US wheat prices jumped 3.4 percent on Tuesday, their biggest daily rise in a month, as a weaker dollar coupled with strength in crude oil and US equity markets sparked a short-covering rally. Corn rose 1 percent. Soyabeans closed firm but ended below the day's highs.
The dollar fell against the euro for a second day, spurring buying in grains, as Italy's successful completion of its closely watched bond auction calmed fears about eurozone debt issues. "There is still optimism on Europe, even though we are far from a plan," said Dan Cekander, grains analyst with Newedge USA in Chicago.
Weekly commitments data from the US Commodity Futures Trading Commission showed that non-commercial traders, a category that includes hedge funds, raised their net short position in Chicago Board of Trade wheat in the week to November 22 to the widest level since at least January 2006. The report also showed that large speculators pushed their net short in CBOT soyabeans last week to the highest level since July 2010. Non-commercial traders still held a net long in CBOT corn, but it was the smallest since July 2010.
Some analysts said uncertainty about the debt situation in Europe ahead of an EU summit on December 9 appeared to be prompting investors to shed risk by exiting the grain markets. "Ahead of the December 9 European summit, I think people are all trying to get smaller on their positions," said Dan Basse, president of AgResource Co in Chicago. On Monday, open interest fell by nearly 13,000 contracts in CBOT wheat and nearly 68,000 contracts in corn after a session in which both markets closed higher. The data indicates that traders were liquidating short positions.
On Tuesday, most-active March wheat settled up 23 cents, or 3.9 percent, at $6.16 per bushel. The spot December contract ended up 19-3/4 cents, or 3.4 percent, at $5.94-1/2. March corn rose 7 cents to $6.05-1/2 a bushel. January soyabeans settled up 4 cents, 0.4 percent, at $11.25 a bushel, more than 13 cents below its intraday high of $11.38-1/2.

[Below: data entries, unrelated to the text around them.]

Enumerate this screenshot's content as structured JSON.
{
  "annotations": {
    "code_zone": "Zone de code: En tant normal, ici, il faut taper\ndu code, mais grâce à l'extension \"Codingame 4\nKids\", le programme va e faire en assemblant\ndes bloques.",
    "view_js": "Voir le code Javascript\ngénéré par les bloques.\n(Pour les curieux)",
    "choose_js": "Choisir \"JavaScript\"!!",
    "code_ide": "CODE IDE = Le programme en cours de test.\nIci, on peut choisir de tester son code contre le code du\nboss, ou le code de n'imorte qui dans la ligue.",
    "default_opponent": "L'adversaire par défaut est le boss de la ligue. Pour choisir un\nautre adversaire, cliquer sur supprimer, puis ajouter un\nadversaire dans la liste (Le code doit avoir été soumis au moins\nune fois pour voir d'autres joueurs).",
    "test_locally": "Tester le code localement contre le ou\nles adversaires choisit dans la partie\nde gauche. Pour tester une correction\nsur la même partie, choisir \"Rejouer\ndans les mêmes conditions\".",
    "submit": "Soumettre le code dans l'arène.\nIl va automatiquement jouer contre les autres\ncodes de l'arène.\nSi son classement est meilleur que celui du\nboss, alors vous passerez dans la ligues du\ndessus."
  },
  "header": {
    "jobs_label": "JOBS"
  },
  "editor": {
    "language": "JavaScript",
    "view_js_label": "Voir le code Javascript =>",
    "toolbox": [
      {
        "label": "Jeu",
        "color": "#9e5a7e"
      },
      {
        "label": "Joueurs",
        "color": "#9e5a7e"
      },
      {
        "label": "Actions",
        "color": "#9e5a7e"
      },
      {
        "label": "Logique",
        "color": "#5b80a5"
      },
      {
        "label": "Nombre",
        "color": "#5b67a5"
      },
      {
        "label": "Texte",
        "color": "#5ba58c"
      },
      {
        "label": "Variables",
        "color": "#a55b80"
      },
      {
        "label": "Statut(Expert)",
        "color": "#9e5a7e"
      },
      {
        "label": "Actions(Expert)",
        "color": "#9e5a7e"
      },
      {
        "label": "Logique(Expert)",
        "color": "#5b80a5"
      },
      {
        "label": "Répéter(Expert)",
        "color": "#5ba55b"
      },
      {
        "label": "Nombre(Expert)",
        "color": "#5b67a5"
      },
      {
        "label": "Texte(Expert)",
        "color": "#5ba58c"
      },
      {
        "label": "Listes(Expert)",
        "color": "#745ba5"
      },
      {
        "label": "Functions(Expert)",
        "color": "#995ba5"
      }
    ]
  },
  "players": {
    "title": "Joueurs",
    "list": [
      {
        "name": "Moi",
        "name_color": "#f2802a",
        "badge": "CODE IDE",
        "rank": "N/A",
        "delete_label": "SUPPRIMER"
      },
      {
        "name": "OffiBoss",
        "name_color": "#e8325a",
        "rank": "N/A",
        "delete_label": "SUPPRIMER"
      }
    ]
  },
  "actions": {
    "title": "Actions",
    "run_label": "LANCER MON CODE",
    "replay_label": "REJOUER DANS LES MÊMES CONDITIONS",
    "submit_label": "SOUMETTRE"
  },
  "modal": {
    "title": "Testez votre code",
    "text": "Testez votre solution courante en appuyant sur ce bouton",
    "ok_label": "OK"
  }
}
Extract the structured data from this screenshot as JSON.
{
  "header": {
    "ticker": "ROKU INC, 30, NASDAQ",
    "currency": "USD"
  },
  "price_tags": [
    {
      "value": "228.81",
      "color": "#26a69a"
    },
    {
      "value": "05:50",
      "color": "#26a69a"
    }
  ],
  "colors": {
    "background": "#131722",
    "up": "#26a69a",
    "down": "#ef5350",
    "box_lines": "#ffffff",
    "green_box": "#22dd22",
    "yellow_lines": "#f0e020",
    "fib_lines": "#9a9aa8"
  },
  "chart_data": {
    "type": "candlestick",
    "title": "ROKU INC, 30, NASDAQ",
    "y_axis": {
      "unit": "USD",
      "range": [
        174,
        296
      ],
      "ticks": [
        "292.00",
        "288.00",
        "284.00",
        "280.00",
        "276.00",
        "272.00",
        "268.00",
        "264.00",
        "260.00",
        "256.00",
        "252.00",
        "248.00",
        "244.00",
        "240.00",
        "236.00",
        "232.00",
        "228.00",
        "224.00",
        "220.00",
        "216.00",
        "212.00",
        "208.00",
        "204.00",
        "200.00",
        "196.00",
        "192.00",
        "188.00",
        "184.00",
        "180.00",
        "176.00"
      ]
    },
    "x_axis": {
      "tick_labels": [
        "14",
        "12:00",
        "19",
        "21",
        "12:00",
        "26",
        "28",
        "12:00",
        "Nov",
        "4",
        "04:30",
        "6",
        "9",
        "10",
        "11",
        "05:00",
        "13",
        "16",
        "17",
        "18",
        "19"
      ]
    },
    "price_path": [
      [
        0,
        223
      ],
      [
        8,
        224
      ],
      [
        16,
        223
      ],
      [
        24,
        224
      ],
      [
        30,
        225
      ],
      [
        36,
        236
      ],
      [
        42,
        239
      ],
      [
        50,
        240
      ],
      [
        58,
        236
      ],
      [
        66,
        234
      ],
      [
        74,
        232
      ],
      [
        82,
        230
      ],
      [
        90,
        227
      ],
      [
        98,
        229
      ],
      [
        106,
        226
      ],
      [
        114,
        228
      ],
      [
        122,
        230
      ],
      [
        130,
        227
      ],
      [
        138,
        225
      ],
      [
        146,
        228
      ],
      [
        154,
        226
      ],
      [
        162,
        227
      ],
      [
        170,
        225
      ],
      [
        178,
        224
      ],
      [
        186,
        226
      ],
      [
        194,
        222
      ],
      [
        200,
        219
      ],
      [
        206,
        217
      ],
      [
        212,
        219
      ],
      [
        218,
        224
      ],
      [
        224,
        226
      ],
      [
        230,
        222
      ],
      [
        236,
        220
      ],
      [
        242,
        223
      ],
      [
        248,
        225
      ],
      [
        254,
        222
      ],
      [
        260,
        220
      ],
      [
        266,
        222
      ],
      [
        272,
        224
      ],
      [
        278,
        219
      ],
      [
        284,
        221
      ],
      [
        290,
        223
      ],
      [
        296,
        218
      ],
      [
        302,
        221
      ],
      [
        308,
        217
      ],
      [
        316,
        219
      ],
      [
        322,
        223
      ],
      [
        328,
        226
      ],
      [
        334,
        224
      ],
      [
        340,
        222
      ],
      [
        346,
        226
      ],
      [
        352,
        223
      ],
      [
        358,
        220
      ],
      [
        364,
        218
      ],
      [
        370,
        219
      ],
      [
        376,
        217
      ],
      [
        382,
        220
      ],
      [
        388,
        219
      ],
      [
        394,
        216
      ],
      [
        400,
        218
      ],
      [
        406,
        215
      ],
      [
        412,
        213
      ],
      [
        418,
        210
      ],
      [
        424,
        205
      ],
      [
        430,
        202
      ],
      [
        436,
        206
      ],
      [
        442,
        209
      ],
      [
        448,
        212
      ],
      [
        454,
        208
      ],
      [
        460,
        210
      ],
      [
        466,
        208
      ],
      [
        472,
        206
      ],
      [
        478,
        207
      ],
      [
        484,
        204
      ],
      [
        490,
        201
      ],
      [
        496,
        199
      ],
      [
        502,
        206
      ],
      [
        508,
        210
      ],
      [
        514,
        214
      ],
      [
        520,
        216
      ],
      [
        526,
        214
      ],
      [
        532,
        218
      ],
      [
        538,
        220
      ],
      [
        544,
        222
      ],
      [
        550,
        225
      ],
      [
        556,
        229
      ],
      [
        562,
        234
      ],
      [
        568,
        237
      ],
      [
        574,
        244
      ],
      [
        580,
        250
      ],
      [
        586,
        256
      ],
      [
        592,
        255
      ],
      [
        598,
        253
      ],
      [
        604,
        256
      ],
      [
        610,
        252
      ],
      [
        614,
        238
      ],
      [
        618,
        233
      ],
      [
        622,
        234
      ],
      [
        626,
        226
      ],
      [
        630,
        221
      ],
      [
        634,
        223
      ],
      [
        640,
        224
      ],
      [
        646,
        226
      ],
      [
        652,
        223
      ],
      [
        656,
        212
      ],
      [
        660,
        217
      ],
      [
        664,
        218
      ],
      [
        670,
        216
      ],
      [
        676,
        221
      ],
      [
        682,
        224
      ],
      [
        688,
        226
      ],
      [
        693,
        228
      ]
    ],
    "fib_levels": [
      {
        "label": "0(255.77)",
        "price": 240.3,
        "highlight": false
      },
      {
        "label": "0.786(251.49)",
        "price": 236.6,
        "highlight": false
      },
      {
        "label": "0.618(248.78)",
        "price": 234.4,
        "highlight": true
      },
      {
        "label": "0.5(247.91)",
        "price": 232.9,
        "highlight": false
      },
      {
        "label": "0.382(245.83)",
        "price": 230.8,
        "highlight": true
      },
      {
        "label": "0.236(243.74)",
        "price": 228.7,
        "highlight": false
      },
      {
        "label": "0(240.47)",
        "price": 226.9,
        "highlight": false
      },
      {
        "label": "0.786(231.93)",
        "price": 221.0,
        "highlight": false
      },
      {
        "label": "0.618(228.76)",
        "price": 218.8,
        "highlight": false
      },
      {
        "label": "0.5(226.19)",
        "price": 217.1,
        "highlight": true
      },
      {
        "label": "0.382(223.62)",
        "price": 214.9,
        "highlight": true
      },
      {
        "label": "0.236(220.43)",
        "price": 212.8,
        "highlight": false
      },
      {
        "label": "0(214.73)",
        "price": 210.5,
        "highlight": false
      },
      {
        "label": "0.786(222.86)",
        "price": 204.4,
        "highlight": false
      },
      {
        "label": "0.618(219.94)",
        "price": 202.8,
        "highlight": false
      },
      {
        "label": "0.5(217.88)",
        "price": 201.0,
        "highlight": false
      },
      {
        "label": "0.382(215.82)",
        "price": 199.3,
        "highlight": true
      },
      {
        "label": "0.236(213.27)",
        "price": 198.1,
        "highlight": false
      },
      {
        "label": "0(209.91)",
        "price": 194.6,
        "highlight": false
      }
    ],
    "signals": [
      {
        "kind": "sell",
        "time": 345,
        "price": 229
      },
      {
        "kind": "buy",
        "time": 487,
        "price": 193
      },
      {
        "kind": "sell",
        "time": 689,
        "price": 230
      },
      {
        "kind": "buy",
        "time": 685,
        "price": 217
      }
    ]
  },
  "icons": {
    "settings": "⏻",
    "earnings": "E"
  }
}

Traders said soyabeans retreated on technical selling toward the close after January contract failed to reach $11.42, a retracement level from last week's drop to $11.02-3/4, a 13-month low. Tuesday's short-covering move in wheat drove news of improving US wheat crop ratings into the background. The US Department of Agriculture late Monday said 52 percent of the crop was rated good to excellent, up from 50 percent a week earlier and 47 percent a year ago.